At 10:17 AM 2/6/98 -0600, Stephen Sprunk wrote:
Does anyone have data to show if any terminal servers or client stacks will honor TOS bits and/or known interactive port numbers when ordering packets for transmission across slow links?
This is relatively trivial with Cisco terminal servers, but it does have to be done manually. I'd be really surprised if no other vendor can specifically order packets in the queue by port number or something. Cisco does automatically take specific steps to allow smaller packets (regardless of TOS or port number) through the box faster when coming from many slow interfaces to one fast interface.
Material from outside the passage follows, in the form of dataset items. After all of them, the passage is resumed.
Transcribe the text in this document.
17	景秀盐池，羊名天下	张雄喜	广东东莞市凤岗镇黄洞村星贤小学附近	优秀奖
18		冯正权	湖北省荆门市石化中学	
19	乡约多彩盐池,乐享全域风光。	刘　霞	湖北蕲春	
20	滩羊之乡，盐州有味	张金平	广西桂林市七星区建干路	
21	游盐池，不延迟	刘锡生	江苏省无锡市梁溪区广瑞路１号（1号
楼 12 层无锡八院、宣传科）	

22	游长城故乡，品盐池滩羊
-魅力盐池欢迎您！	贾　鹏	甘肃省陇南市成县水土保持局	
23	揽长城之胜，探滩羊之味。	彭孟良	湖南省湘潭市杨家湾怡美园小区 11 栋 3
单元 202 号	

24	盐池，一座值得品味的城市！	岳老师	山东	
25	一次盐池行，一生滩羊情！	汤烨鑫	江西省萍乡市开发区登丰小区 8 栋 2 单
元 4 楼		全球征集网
The idea is, why should a bunch of (completed) telnet packets wait for the ethernet/T1 while a gigantic 1500 byte FTP packet is still serializing from a 28.8 modem connection? This should help "perceived" response times on interactive (e.g. telnet w/ 64 byte packets) stuff while not actually decreasing the throughput of large file transfers on other peoples' links. Supposedly, some other vendors place a packet in the outgoing queue when the first byte arrives. If you have a bunch of small packets come in (and complete) just after the big packet starts, you could create delays and waste bandwidth on the uplink. Of course, I've never actually measured the effects this, nor do I have first hand knowledge of how other vendors handle the process. I'm just taking Cisco's word for it (which you are more than welcome to disprove with real data - if possible ;).